JP2006039168A - Image forming apparatus - Google Patents

Abstract

<P>PROBLEM TO BE SOLVED: To prevent ozone and TVOC generated within an image forming apparatus from being discharged out of the apparatus, by steadily decomposing and removing them within the apparatus for a long time. <P>SOLUTION: The image forming apparatus incorporates: a photocatalyst sheet 14 having a photocatalyst; a light source 13 for irradiating the photocatalyst sheet 14 with light including a wavelength in a ultraviolet ray area; and an exhaust purification unit 1 having an air intake fan 12. <P>COPYRIGHT: (C)2006,JPO&NCIPI

Description

  The present invention relates to an image forming apparatus such as a copying machine, a printer, and a facsimile, and more particularly to an image forming apparatus that removes ozone generated in the apparatus.

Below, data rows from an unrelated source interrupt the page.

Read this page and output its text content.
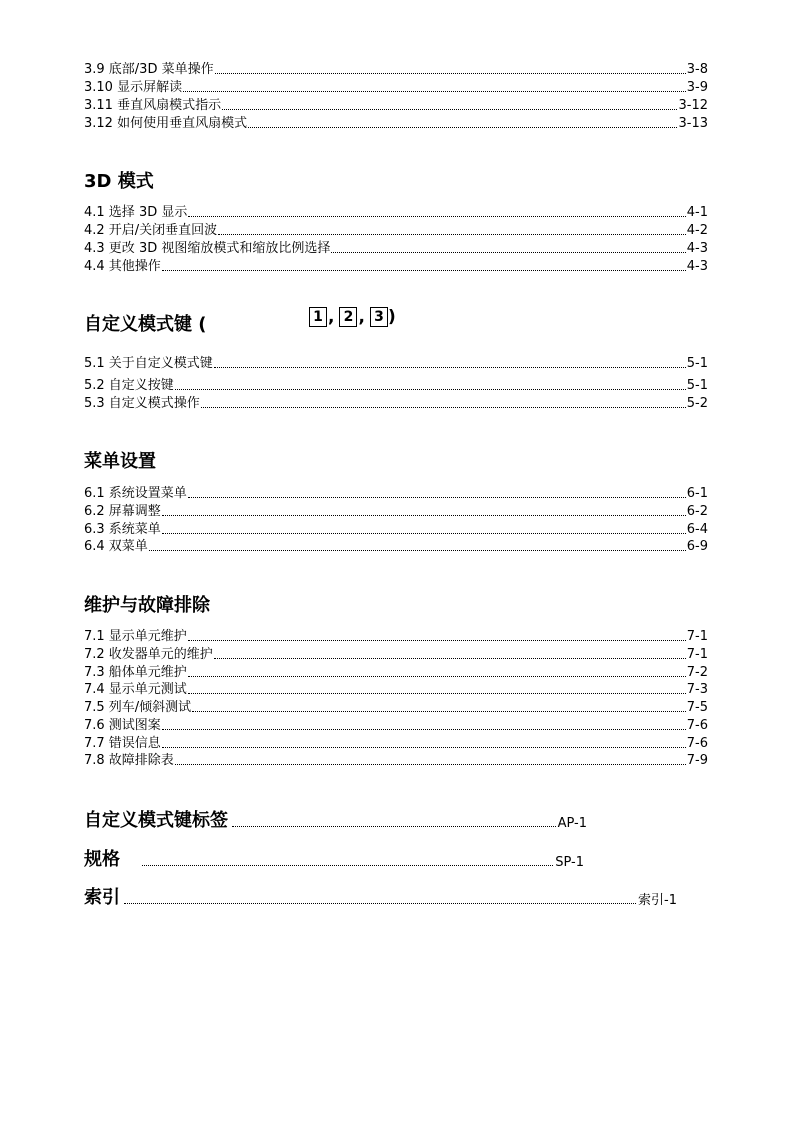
3.9 底部/3D 菜单操作	3-8
3.10 显示屏解读	3-9
3.11 垂直风扇模式指示	3-12
3.12 如何使用垂直风扇模式	3-13
3D 模式
4.1 选择 3D 显示	4-1
4.2 开启/关闭垂直回波	4-2
4.3 更改 3D 视图缩放模式和缩放比例选择	4-3
4.4 其他操作	4-3
自定义模式键 (	1 , 2 , 3 )
5.1 关于自定义模式键	5-1
5.2 自定义按键	5-1
5.3 自定义模式操作	5-2
菜单设置
6.1 系统设置菜单	6-1
6.2 屏幕调整	6-2
6.3 系统菜单	6-4
6.4 双菜单	6-9
维护与故障排除
7.1 显示单元维护	7-1
7.2 收发器单元的维护	7-1
7.3 船体单元维护	7-2
7.4 显示单元测试	7-3
7.5 列车/倾斜测试	7-5
7.6 测试图案	7-6
7.7 错误信息	7-6
7.8 故障排除表	7-9
自定义模式键标签	AP-1
规格	SP-1
索引	索引-1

  In an image forming apparatus using an electrostatic copying process, a charging unit that uniformly charges a photoconductor, a transfer unit that transfers a toner image on the photoconductor to a transfer sheet, and a toner neutralization unit that neutralizes residual toner on the photoconductor Is widely used, and ozone is generated by this corona discharge. If ozone is discharged outside the apparatus, it may adversely affect the human body, and the odor may cause discomfort to surrounding people.

Thus, for example, Patent Document 1 proposes a technique for providing a filter to adsorb ozone and preventing ozone from being discharged outside the apparatus. Patent Document 2 proposes a technique in which a photocatalyst layer is provided on a casing of a charging unit that performs corona discharge, and the generated ozone is decomposed and removed by the photocatalyst layer.
Japanese Patent Laid-Open No. 10-307525 (Claims (0013) to (0017)) JP-A-11-282318 (Claims (0052) to (0060))

  However, the adsorption removal of ozone by the filter has a problem that the adsorption performance of the filter drops in a short period of time due to the adsorption of ozone, and the user or serviceman must frequently replace the filter. In addition, in the method in which the photocatalyst layer is provided on the casing of the charging unit and ozone is decomposed and removed, most of the generated ozone is released to the outside of the casing before being decomposed by the photocatalyst layer, and the desired effect cannot be obtained. There was a problem.

  In addition, volatile organic components (“TVOC”) are generated from a PCB (Polychlorobiphenyl) substrate disposed in the apparatus and toner when heat-fixed. If this TVOC is discharged out of the apparatus, it may adversely affect the human body and the like, as well as ozone, and the odor may cause discomfort to the person. However, the awareness of TVOC problems has not been high so far, and only measures have been taken to remove TVOC at the same time using a filter for removing ozone. As described above, the adsorption removal method using a filter has an essential problem that the adsorption performance of the filter is reduced in a short period of time.

  Accordingly, the present invention has been made in view of such conventional problems, and an object of the present invention is to provide an image forming apparatus capable of stably removing ozone and TVOC generated in the apparatus over a long period of time. It is in.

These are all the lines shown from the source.